Math Curse by Jon Scieszka & Lane Smith

Mathematical Strand:



Students will use estimation and measurement skills to make predictions and solve problems involving length.

Grade Level:


Lesson Created by:

Jean Johnson, Fort Riley Middle School, Fort Riley, KS

LESSON Description


  • Math Curse, by Jon Scieszka and Lane Smith; ten M & Ms per student (optional), rulers, meter sticks, chart of metric units, measurement conversion charts, pencils, paper

1. Launching the Lesson (engage):

  1. Read the story.
  2. I used transparencies of some of the pages so students would also have a visual as well as auditory representation.

2. Developing the Lesson:

  1. Turn to the Social Studies page of the book about the Mississippi River
  2. Pose the question: "How many M & Ms would it take to measure the length of the Mississippi River?"
  3. Have students work in groups to solve this problem. Make sure students have working knowledge of and/or resources about metric prefixes.
  4. Give each student ten M & Ms as a visual manipulative (optional).
  5. Have students share their strategy and solution with the class. Be sure to emphasize correct metric conversions.
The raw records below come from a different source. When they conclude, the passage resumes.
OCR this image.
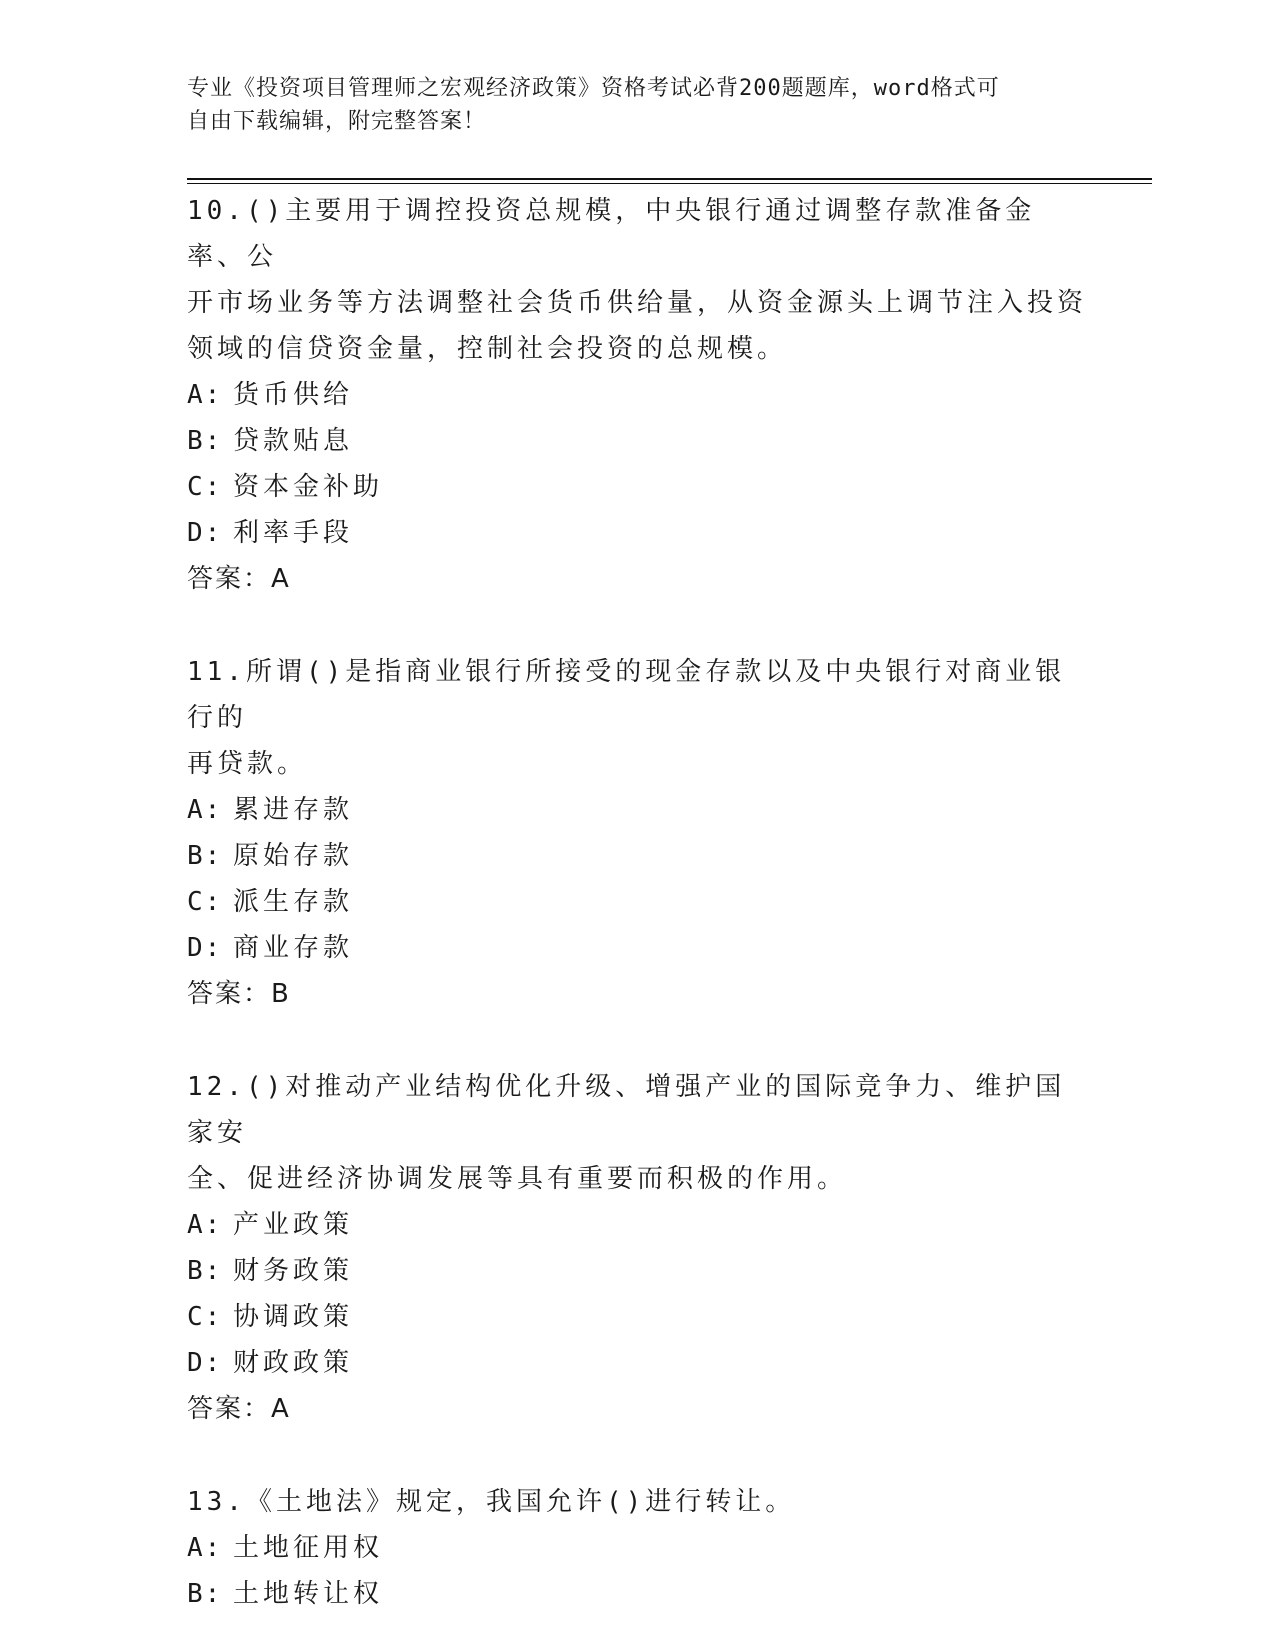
专业《投资项目管理师之宏观经济政策》资格考试必背200题题库，word格式可
自由下载编辑，附完整答案！
10.()主要用于调控投资总规模，中央银行通过调整存款准备金率、公
开市场业务等方法调整社会货币供给量，从资金源头上调节注入投资
领域的信贷资金量，控制社会投资的总规模。
A: 货币供给
B: 贷款贴息
C: 资本金补助
D: 利率手段
答案：A
11.所谓()是指商业银行所接受的现金存款以及中央银行对商业银行的
再贷款。
A: 累进存款
B: 原始存款
C: 派生存款
D: 商业存款
答案：B
12.()对推动产业结构优化升级、增强产业的国际竞争力、维护国家安
全、促进经济协调发展等具有重要而积极的作用。
A: 产业政策
B: 财务政策
C: 协调政策
D: 财政政策
答案：A
13.《土地法》规定，我国允许()进行转让。
A: 土地征用权
B: 土地转让权
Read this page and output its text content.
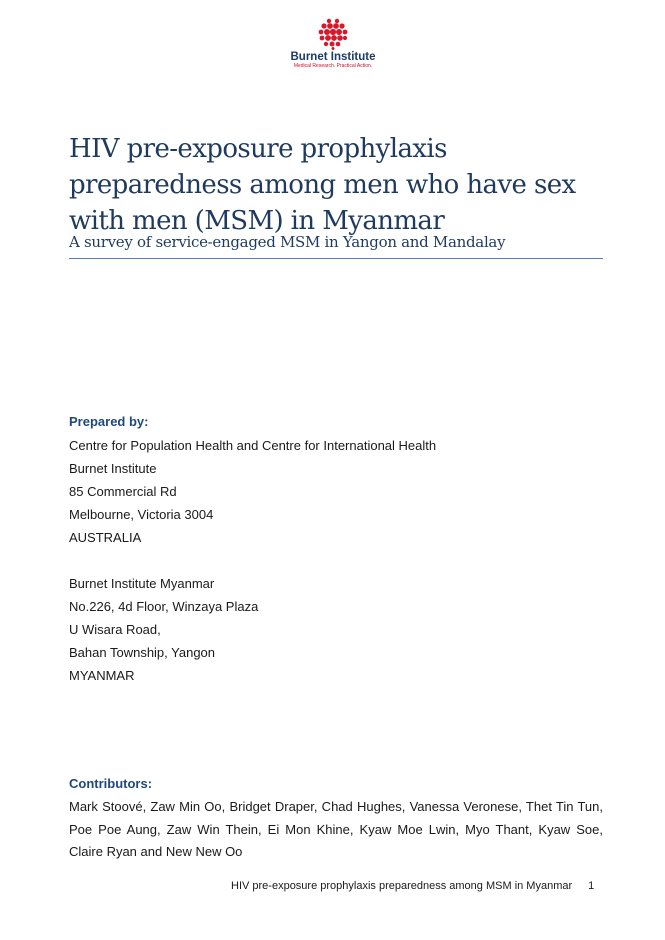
Burnet Institute
Medical Research. Practical Action.
HIV pre-exposure prophylaxis
preparedness among men who have sex
with men (MSM) in Myanmar
A survey of service-engaged MSM in Yangon and Mandalay
Prepared by:
Centre for Population Health and Centre for International Health
Burnet Institute
85 Commercial Rd
Melbourne, Victoria 3004
AUSTRALIA
Burnet Institute Myanmar
No.226, 4d Floor, Winzaya Plaza
U Wisara Road,
Bahan Township, Yangon
MYANMAR
Contributors:
Mark Stoové, Zaw Min Oo, Bridget Draper, Chad Hughes, Vanessa Veronese, Thet Tin Tun, Poe Poe Aung, Zaw Win Thein, Ei Mon Khine, Kyaw Moe Lwin, Myo Thant, Kyaw Soe, Claire Ryan and New New Oo
HIV pre-exposure prophylaxis preparedness among MSM in Myanmar 1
3. Closure/Discussion/Elaboration

  1. Discuss the other ways one could measure the Mississippi River.
  2. Have the students figure out how many one-pound bags of M & Ms it would take to measure the length of the Mississippi River.
  3. Once the students have discovered how many bags it would take, have them calculate how much it would cost to purchase those bags.
  4. Several students suggested that we calculate how many calories there would be in that many M & Ms, or how much weight you would gain if you ate all the M & Ms that it took to measure the Mississippi River. Personally, I didn’t want to go there...

Teacher notes:

  • The actual diameter of an M & M is approximately 1.3 cm. For practical purposes, we rounded to 1 cm. I found that there are approximately 40 M & Ms in the 1/4 cup serving size that is listed on the one-pound package. There are 11 servings in each one-pound bag. The packages I purchased were on sale for 2 for $5. (More chances to discuss per unit rates.)